# 67 gto tire size



## Vapor Locker USA (Feb 5, 2014)

I don’t mean to beat a dead horse… I have searched the forums only to find 200 different answers for the “what size tires will fit” question. 
This is what I have. 

67 with a 72 disk brake conversion. Stock spindles with 1” drop springs

Keeping the back brakes drum on the original rear end with station wagon rear springs.

The wheels I am looking at are 15 x 7 with 4” backspace for the front, and 15 x 8 with 4.5” BS for the rears.

What tire size will fill the wells with NO clearance issues? 

Thanks in advance!
Mike


----------



## BearGFR (Aug 25, 2008)

Truth is, no one can guarantee that for you because of variances in the way the cars were assembled at the factory (there's a reason that the fit of all the body panels is adjustable) and also the history that your car may have had (prior collisions, modifications, etc.)

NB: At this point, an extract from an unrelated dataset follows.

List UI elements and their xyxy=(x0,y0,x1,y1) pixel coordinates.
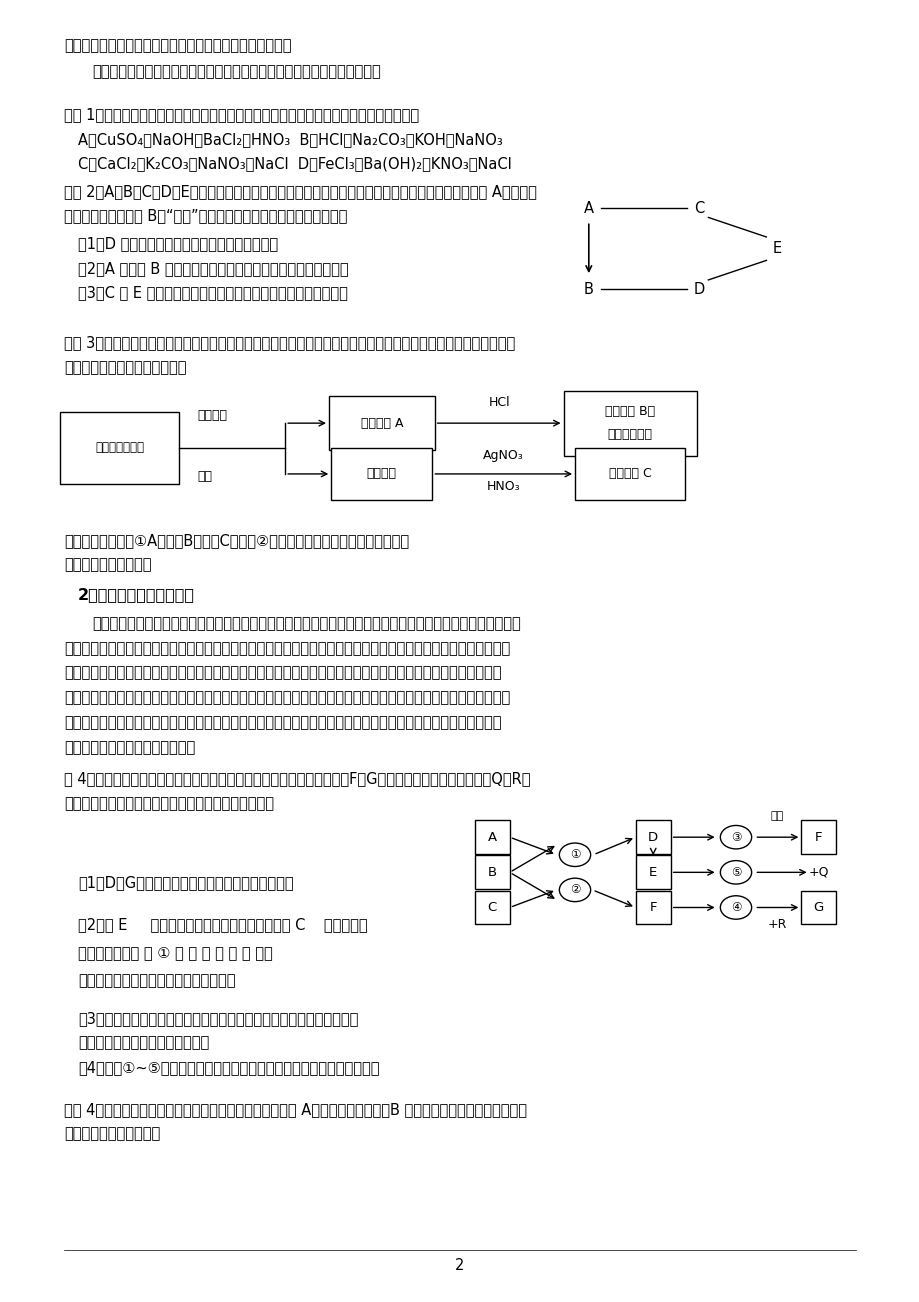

The only way to get a solid, definitive answer is to measure your own car yourself. I bought one of these and it helped a lot:

http://www.summitracing.com/parts/PHP-01201/

Bear


----------



## Vapor Locker USA (Feb 5, 2014)

The front clip and front suspension is off and the rear end is out. when the new front conversion goes on it the old rims wont fit the new rotors. I was just looking for something safe to get. yes wider is better, but I cant buy twice. 

Thinking 225/65/15 on front with 255/60/15 on the rear.

Thanks


----------



## Chris-Austria (Dec 23, 2010)

I use 235/60/15 all around (7x15 BS 4.25") without problems. You should measure what you can fit in like Bear said. I also use 8x15 with 5" BS and 275/50/15 for drag racing on the rear and they also fit.

I think 225/65 and 255/60 should work well if you have the proper rim size (make sure there is enough BS..)


----------



## pjw1967 (Mar 10, 2014)

Chris-Austria said:


> I use 235/60/15 all around (7x15 BS 4.25") without problems. You should measure what you can fit in like Bear said. I also use 8x15 with 5" BS and 275/50/15 for drag racing on the rear and they also fit.
> 
> I think 225/65 and 255/60 should work well if you have the proper rim size (make sure there is enough BS..)



Same size I run. I think the proportions are just right.


----------



## Vapor Locker USA (Feb 5, 2014)

the 235s all around or the 225 and 255?


----------